Ткань оказалась ледяной, как будто держала не ткань, а спрессованный снег. Мои пальцы сразу начали неметь. Но я не отпускала.
— Ты же принц! У тебя есть магия, замок, что угодно! Разве ты не можешь… не хочешь?!
Он не отстранился. Не разозлился. Только тяжело выдохнул, как будто нес на себе многовековую усталость.
— Слушай внимательно, Селен.
Он шагнул ближе. Его лицо — идеально-спокойное, как гладь замёрзшего озера. Я почувствовала его дыхание — оно было не тёплым, нет. Оно было, как ветер с ледника — резким, прозрачным, пахнущим чем-то древним и диким.
— Этот мир забрал тебя, потому что ты уже принадлежала ему.
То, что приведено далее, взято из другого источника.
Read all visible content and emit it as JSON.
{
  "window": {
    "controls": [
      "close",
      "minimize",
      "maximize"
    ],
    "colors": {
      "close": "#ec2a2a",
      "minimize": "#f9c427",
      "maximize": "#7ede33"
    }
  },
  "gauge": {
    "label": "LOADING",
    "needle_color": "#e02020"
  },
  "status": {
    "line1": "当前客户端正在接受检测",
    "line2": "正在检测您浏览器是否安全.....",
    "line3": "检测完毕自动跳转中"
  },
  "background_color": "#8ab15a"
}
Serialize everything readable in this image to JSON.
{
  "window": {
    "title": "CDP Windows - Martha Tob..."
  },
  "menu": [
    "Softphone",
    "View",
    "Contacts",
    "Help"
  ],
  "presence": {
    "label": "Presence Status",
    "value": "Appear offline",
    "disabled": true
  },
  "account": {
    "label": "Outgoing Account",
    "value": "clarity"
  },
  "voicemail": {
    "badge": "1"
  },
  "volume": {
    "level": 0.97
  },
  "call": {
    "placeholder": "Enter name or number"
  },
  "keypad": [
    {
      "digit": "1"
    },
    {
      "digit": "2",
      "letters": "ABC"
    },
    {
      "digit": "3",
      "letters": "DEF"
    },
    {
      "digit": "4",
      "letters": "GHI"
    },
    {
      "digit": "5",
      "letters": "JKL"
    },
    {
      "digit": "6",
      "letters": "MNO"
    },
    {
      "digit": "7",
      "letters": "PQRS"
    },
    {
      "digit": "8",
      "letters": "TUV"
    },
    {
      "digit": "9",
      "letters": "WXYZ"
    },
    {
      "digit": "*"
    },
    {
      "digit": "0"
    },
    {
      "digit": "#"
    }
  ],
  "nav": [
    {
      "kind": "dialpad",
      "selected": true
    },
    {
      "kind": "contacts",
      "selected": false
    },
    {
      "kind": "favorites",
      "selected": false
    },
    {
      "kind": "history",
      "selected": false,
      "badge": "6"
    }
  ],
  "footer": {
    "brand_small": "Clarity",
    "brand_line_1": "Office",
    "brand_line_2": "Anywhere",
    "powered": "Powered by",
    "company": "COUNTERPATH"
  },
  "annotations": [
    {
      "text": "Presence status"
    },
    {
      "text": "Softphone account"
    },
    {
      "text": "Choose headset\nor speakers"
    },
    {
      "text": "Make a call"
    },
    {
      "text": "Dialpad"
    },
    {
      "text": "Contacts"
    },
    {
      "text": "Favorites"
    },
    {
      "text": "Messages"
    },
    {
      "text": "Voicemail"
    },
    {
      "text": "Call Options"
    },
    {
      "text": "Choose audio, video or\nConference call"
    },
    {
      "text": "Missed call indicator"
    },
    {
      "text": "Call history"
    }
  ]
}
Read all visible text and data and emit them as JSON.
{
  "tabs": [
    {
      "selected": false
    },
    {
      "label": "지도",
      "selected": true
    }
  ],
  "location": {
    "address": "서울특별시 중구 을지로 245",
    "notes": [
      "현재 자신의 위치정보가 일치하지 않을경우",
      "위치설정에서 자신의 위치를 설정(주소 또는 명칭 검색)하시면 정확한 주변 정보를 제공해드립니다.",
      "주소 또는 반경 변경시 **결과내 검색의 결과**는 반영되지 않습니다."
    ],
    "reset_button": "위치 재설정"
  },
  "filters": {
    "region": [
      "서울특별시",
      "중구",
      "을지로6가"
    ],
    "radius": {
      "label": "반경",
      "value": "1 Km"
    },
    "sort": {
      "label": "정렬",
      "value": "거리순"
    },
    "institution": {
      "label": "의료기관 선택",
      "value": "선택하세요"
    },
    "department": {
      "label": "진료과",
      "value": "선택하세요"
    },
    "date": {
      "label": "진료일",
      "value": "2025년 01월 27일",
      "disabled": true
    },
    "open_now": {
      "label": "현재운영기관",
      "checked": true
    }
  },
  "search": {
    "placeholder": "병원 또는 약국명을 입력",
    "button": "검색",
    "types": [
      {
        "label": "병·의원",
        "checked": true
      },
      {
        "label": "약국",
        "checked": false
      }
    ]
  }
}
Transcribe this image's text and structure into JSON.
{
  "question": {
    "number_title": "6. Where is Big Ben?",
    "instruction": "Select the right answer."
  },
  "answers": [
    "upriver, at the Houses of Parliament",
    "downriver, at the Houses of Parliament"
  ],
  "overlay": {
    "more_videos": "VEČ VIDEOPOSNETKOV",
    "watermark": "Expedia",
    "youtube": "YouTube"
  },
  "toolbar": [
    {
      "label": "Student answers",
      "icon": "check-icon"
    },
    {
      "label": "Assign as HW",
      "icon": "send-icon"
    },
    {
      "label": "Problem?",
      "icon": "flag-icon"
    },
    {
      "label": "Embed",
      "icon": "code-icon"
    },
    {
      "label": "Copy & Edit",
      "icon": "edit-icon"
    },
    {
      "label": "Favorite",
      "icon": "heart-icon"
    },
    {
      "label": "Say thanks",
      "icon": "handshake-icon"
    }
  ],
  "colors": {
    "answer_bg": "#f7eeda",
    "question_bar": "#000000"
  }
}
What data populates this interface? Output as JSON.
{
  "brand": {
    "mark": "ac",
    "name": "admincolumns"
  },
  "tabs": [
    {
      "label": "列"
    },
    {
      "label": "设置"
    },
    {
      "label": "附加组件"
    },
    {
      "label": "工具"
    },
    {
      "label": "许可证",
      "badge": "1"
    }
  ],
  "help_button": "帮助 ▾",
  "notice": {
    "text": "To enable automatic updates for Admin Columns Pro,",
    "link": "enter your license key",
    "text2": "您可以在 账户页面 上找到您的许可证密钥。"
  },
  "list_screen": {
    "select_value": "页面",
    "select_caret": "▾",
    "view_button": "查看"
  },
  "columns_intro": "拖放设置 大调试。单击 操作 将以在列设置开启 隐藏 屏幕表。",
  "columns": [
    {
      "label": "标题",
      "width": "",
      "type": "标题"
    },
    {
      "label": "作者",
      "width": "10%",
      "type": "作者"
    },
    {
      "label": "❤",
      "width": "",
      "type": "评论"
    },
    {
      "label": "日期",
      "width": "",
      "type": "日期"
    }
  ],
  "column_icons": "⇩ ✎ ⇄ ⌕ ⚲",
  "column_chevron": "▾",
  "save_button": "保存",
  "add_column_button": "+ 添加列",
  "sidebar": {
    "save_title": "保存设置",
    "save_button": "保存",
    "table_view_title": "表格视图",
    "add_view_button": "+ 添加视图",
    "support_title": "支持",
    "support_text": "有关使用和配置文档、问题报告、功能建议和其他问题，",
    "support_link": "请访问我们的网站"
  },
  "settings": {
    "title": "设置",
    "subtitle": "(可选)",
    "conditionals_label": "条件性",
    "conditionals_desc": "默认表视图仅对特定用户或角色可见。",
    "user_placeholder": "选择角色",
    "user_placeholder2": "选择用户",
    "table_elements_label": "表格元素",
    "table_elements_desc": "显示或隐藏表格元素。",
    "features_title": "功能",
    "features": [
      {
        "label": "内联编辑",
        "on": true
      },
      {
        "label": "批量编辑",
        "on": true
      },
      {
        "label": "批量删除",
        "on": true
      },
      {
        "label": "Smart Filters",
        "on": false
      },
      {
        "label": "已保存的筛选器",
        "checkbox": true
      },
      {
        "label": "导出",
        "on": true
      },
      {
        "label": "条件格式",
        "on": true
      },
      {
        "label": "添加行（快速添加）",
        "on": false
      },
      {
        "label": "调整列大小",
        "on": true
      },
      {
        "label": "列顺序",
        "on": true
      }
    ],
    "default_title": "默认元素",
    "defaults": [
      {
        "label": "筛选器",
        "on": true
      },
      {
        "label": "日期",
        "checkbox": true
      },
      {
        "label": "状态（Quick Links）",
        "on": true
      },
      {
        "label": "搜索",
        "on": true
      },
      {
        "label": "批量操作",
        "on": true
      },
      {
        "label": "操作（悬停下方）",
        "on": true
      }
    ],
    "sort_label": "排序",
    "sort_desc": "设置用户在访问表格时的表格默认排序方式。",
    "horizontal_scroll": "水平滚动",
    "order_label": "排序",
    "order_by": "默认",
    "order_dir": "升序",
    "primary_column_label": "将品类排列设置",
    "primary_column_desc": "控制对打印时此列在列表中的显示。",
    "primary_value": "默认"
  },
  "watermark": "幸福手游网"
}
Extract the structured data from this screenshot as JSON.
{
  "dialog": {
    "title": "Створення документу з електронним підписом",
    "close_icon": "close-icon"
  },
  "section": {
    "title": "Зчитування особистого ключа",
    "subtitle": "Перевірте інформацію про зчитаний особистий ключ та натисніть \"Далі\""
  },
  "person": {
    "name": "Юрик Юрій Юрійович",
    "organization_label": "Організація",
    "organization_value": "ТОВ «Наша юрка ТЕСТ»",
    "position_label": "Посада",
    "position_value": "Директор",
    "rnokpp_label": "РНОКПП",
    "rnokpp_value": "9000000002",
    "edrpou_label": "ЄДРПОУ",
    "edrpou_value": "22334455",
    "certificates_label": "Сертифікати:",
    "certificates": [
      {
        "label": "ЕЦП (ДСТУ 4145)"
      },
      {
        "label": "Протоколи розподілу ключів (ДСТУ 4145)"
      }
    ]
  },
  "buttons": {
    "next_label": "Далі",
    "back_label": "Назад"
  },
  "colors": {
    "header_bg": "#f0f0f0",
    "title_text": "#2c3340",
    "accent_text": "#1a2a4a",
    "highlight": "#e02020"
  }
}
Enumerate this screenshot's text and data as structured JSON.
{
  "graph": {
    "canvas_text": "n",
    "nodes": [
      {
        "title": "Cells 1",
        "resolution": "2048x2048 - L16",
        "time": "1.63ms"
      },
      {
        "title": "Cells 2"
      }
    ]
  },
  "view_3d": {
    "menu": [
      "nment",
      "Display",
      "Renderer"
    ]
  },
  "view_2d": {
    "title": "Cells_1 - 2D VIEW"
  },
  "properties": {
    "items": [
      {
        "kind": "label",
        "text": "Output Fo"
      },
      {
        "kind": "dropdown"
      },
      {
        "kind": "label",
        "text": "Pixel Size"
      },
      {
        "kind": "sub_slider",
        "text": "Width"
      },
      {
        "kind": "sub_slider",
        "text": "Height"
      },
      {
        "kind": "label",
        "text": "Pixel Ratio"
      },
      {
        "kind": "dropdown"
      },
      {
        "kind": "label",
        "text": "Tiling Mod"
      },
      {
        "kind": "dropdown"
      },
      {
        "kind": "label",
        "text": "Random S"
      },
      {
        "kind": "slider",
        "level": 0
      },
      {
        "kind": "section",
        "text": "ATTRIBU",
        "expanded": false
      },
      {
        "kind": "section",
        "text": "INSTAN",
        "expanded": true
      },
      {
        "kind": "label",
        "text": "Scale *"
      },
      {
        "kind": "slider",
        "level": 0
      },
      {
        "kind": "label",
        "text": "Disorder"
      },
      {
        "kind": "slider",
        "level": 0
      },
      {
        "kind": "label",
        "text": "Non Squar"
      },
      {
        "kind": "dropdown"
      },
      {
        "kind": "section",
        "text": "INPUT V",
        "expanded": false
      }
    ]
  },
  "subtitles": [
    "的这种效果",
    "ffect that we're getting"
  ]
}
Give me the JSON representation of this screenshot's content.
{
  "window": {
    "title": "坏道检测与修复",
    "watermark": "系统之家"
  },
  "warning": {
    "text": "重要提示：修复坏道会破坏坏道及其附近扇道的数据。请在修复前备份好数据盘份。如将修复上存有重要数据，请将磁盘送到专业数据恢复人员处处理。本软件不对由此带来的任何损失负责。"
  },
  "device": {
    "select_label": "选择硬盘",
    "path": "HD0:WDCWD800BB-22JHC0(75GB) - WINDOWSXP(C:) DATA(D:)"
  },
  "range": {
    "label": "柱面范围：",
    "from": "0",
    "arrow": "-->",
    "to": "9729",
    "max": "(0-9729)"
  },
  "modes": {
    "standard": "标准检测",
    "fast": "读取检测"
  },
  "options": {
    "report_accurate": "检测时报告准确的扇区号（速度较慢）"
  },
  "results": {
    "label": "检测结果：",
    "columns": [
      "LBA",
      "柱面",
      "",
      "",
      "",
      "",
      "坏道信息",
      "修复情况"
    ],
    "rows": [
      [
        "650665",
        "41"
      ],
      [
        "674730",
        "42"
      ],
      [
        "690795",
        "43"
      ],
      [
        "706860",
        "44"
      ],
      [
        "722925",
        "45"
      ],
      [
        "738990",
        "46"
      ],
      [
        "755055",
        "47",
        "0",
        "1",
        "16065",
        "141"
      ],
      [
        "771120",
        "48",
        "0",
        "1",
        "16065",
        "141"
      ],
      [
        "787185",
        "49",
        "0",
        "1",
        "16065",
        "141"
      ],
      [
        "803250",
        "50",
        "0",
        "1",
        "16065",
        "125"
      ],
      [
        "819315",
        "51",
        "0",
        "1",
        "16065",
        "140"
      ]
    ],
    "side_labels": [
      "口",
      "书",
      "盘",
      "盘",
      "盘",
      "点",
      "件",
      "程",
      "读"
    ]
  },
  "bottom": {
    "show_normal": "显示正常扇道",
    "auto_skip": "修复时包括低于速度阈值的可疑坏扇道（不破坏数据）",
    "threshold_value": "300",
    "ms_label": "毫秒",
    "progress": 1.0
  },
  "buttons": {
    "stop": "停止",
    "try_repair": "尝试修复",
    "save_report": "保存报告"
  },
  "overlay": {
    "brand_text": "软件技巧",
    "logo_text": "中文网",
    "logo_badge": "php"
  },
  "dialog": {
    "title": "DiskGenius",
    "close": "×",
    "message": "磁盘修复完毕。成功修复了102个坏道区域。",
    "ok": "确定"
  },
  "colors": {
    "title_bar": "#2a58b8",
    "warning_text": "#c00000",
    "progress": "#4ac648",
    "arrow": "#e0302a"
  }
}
Мир покачнулся. Или это я пошатнулась. Лёд будто проник не только в кожу, но в мысли, в саму суть.
— Что... что ты имеешь в виду?
Он не ответил сразу. Лишь сделал шаг в сторону, и внезапно метель стихла — так резко, словно кто-то выключил музыку. Воздух стал тише, звеня от холода. Перед нами открылся вид на замок.
Он был... прекрасен. И страшен.
Огромные башни, сверкающие при лунном свете, уходили в небо, как ледяные иглы. Мост через замёрзшее озеро сиял, как хрусталь. Всё в этом пейзаже было острым, холодным и невероятно живым.
— Ты — Фроствейл.
Он произнёс это не громко. Но во мне как будто что-то дрогнуло.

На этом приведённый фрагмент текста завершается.